A lot will depend on the new direction the Democratic National Committee takes, regardless of leadership.

By Michael Salzillo, The Political Pulse of America

Very few people today will have much praise for the Democratic National Committee’s (DNC) work in recent times. On the one hand, it is very easy for a progressive to villainize the DNC as an institution that favors the elite and tilts the scale. After all, 8 years ago, WikiLeaks and superdelegates proved that the 2016 contest was tilted heavily towards one unpopular establishment-favored candidate (Hillary Clinton), and against an anti-establishment insurgent (Bernie Sanders).

But progressives should value the importance of a DNC that is run right, even beyond policy. Let’s take some steps back.
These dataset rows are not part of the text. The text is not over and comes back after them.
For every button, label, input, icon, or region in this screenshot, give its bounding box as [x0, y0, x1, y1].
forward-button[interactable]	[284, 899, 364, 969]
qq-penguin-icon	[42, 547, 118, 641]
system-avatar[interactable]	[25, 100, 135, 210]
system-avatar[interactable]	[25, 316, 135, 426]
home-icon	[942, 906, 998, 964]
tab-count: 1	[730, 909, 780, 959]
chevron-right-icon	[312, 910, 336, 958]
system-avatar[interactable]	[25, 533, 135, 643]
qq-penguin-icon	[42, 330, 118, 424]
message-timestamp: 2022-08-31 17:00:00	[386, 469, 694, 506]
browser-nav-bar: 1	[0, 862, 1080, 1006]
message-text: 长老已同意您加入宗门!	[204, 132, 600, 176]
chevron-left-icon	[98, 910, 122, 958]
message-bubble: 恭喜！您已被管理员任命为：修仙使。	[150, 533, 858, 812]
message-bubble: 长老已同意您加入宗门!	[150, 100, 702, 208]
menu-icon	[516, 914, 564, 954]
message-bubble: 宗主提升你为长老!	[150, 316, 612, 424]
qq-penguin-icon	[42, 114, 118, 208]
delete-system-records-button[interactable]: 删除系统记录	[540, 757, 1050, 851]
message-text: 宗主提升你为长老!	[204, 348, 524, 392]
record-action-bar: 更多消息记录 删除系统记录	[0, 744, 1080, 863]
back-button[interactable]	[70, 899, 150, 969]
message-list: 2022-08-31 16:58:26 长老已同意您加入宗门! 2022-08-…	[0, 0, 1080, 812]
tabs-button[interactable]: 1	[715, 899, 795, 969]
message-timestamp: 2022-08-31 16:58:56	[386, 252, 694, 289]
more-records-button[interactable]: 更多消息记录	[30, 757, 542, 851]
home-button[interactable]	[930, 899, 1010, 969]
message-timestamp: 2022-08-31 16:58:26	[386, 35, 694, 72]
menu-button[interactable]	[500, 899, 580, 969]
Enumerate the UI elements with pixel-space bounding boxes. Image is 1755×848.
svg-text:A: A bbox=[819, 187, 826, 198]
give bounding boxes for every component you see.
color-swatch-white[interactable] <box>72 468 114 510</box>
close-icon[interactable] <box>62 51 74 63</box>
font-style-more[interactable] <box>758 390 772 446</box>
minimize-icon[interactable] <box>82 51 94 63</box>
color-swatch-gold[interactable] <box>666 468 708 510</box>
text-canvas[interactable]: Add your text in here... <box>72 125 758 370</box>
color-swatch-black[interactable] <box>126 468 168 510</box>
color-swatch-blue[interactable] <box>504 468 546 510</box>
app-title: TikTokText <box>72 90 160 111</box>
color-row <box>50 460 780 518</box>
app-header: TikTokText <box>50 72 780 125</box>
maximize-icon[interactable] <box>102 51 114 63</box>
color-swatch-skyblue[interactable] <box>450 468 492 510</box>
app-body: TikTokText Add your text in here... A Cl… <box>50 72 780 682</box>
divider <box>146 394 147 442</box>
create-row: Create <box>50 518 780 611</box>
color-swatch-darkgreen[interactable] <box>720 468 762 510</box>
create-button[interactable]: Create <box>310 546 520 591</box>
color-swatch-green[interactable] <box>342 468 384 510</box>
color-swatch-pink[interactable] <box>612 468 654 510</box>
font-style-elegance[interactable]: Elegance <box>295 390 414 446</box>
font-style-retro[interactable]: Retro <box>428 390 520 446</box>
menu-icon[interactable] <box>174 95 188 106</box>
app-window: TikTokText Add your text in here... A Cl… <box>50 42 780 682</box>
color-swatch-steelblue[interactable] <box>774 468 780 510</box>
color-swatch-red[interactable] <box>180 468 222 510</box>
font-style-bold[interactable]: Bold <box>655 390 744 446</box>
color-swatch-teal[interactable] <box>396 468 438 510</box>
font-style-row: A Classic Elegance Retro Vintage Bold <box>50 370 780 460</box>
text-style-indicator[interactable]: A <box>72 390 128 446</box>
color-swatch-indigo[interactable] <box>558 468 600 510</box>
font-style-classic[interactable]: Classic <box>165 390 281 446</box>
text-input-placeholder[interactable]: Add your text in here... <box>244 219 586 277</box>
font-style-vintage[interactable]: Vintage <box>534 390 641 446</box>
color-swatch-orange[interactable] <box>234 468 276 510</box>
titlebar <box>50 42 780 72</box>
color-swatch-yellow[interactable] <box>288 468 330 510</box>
At the time, Barack Obama’s presidential campaign had seemed a godsend in inspiring the Democratic base around a message of change. Yet it also had some less appealing and long-lasting ramifications up to this day. As people began to realize especially post-2016, the Obama campaign apparatus’s successes in 2008 led to a disastrous strategic mistake. That is, it led the Obama campaign’s work to largely supersede and even replace that of the DNC itself.

jamie harrison talks in front of a small crowd

As we clearly see now, that had some terrible consequences for the DNC. After the 2010 shellacking, and then the 2014 drubbings, the DNC cut back its ground game outside of the battleground states. If you remember, Obama’s 2012 campaign was a campaign more centered around the swing states of that cycle than anything else (remember? Ohio, Florida, Iowa, Virginia, North Carolina, Colorado, Nevada, etc.). Furthermore, the prioritization of the Obama Only machine siphoned off financial resources from the DNC, which by 2016 faced a plague of financial problems.

(And that is not to discount the abysmal conduct that defined the leadership of then-DNC Chairwoman and practical Clinton surrogate/fixer Debbie Wasserman-Schultz).

2016 and 2024 are emblematic of the costs in letting the DNC run dry. Neglecting the basics, rejecting the ambitions and potential of such an institution, and taking it for granted outside of satisfying the whims of the establishment elite and the donor and consultant classes.